China cuts rates in reaction to poor industry and retail sales data

China cuts rates in reaction to poor industry and retail sales data

The interest rate on one-year loans fell 10 points to 2.75%.

The world’s second largest economy had a rebound in business activity thanks to the lifting of some health restrictions in June, but It lost strength at Beijing’s insistence on maintaining its zero Covid policy, with extensive lockdowns and quarantines.

In July, industrial production China rose 3.8% in a year, down from 3.9% in Junereported the National Statistics Office (ONE).

Meanwhile, retail trade grew 2.7% year-on-year, down from 3.1% in June, while urban unemployment fell to 5.4%, indicated the ONE.

“The risk of stagflation in the world economy is growing and the basis for a domestic economic recovery is not yet solid”warned the ONE in a statement.

Retail sales possibly stagnant “due to some interruptions due to the virus and the blow to consumer sentiment due to the problems in the housing market”, Julian Evans-Pritchard, senior China economist at Capital Economics, noted in a report.
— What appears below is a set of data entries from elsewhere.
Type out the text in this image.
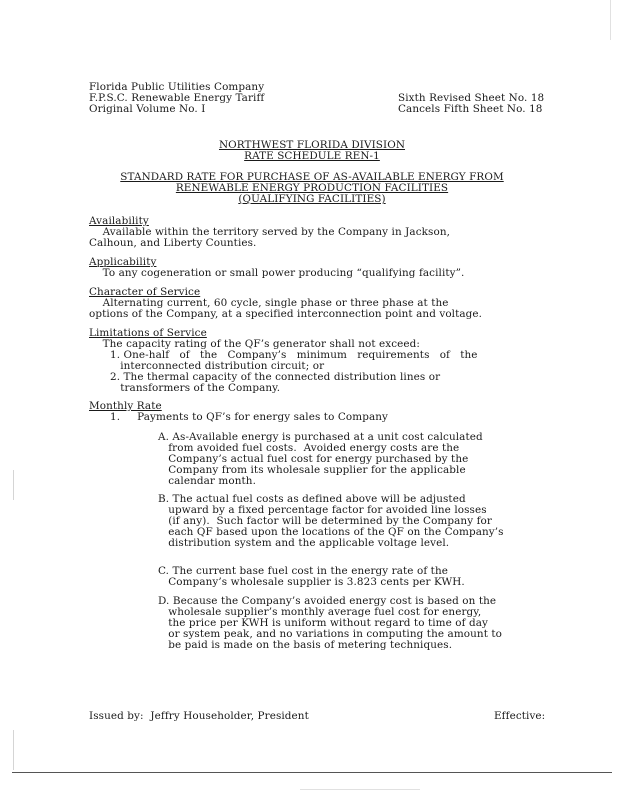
Florida Public Utilities Company
F.P.S.C. Renewable Energy Tariff
Original Volume No. I
Sixth Revised Sheet No. 18
Cancels Fifth Sheet No. 18
NORTHWEST FLORIDA DIVISION
RATE SCHEDULE REN-1
STANDARD RATE FOR PURCHASE OF AS-AVAILABLE ENERGY FROM
RENEWABLE ENERGY PRODUCTION FACILITIES
(QUALIFYING FACILITIES)
Availability
Available within the territory served by the Company in Jackson,
Calhoun, and Liberty Counties.
Applicability
To any cogeneration or small power producing “qualifying facility”.
Character of Service
Alternating current, 60 cycle, single phase or three phase at the
options of the Company, at a specified interconnection point and voltage.
Limitations of Service
The capacity rating of the QF’s generator shall not exceed:
1. One-half   of   the   Company’s   minimum   requirements   of   the
interconnected distribution circuit; or
2. The thermal capacity of the connected distribution lines or
transformers of the Company.
Monthly Rate
1.     Payments to QF’s for energy sales to Company
A. As-Available energy is purchased at a unit cost calculated
from avoided fuel costs.  Avoided energy costs are the
Company’s actual fuel cost for energy purchased by the
Company from its wholesale supplier for the applicable
calendar month.
B. The actual fuel costs as defined above will be adjusted
upward by a fixed percentage factor for avoided line losses
(if any).  Such factor will be determined by the Company for
each QF based upon the locations of the QF on the Company’s
distribution system and the applicable voltage level.
C. The current base fuel cost in the energy rate of the
Company’s wholesale supplier is 3.823 cents per KWH.
D. Because the Company’s avoided energy cost is based on the
wholesale supplier’s monthly average fuel cost for energy,
the price per KWH is uniform without regard to time of day
or system peak, and no variations in computing the amount to
be paid is made on the basis of metering techniques.
Issued by:  Jeffry Householder, President	Effective:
“The economic data for July are very alarming,” Raymond Yeung, an economist at the Australia & New Zealand Banking Group Ltd., told Bloomberg TV.

He added that “The zero covid policy continues to hit the service sector and affect household consumption”.

China’s real estate sector is reeling, with frustrated buyers in dozens of cities participating in mortgage boycotts as cash-strapped developers struggle to complete their projects.

China’s economic growth was just 0.4% in the second quarter, the lowest since the start of the Covid-19 pandemic.